Im Allgemeinen gilt die solarunterstützte Klimatisierung von Gebäuden aufgrund der scheinbaren Übereinstimmung von solarem Angebot und der daraus resultierenden Kühllast als ein besonders interessantes und wirtschaftliches Aufgabengebiet.

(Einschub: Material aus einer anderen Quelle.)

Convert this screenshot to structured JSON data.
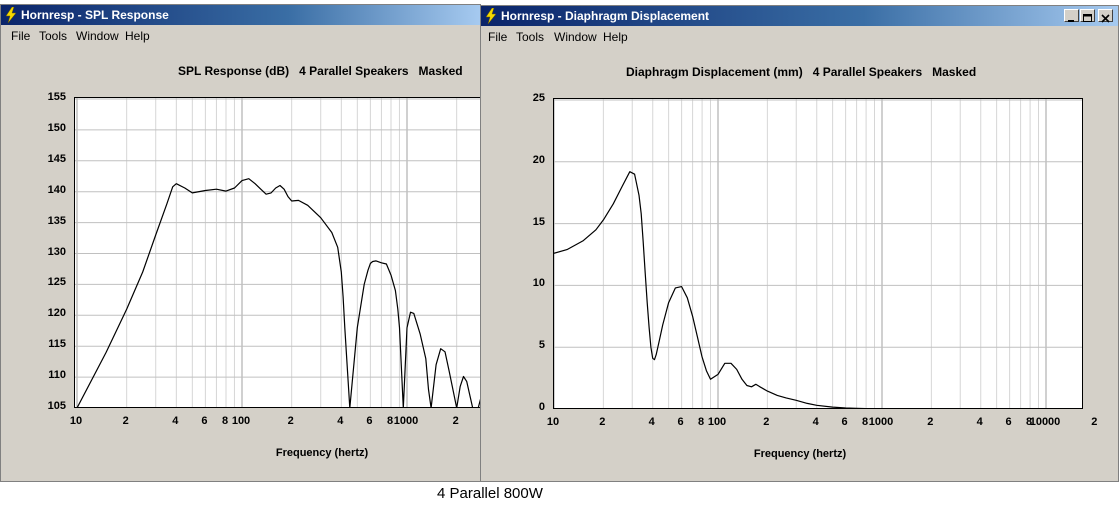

Simulation solarunterstützter Klimasysteme

Von Uwe Franzke und Christian Seifert*

Anhand des Beispiels der Kühllastberechnung eines Hotels wird jedoch sichtbar, dass sich zumindest keine völlige Übereinstimmung ergibt, da sowohl die inneren Lasten als auch die gespeicherte Energie zu einem späteren Zeitpunkt in den Nutzungsbereich einfließt, als Gesamtstrahlung zur Verfügung steht. Eine Jahresbetrachtung des Heiz- und Kühlenergiebedarfes des Hotels zeigt aufgrund der inneren Lasten einen relativ langen Zeitraum, in dem ein Kühlenergiebedarf besteht (siehe Abbildung 1).
Zur Klärung der energetischen, aber vor allem auch der wirtschaftlichen Effizienz der solarunterstützten Klimatisierung ist daher eine detailliertere Betrachtung notwendig. Für wissenschaftliche Untersuchungen stehen dafür ausgezeichnete Softwaresysteme (z.B. TRNSYS) zur Verfügung. Für die "schnelle" Entscheidung im Planungsprozess war bisher keine geeignete Plattform gegeben. Im Rahmen der Internationalen Energieagentur (IEA) wurde daher im TASK 25 (Solar Assisted Air Conditioning of Buildings) die Erarbeitung eines Simulationswerkzeuges genau für diesen Anwenderkreis begonnen.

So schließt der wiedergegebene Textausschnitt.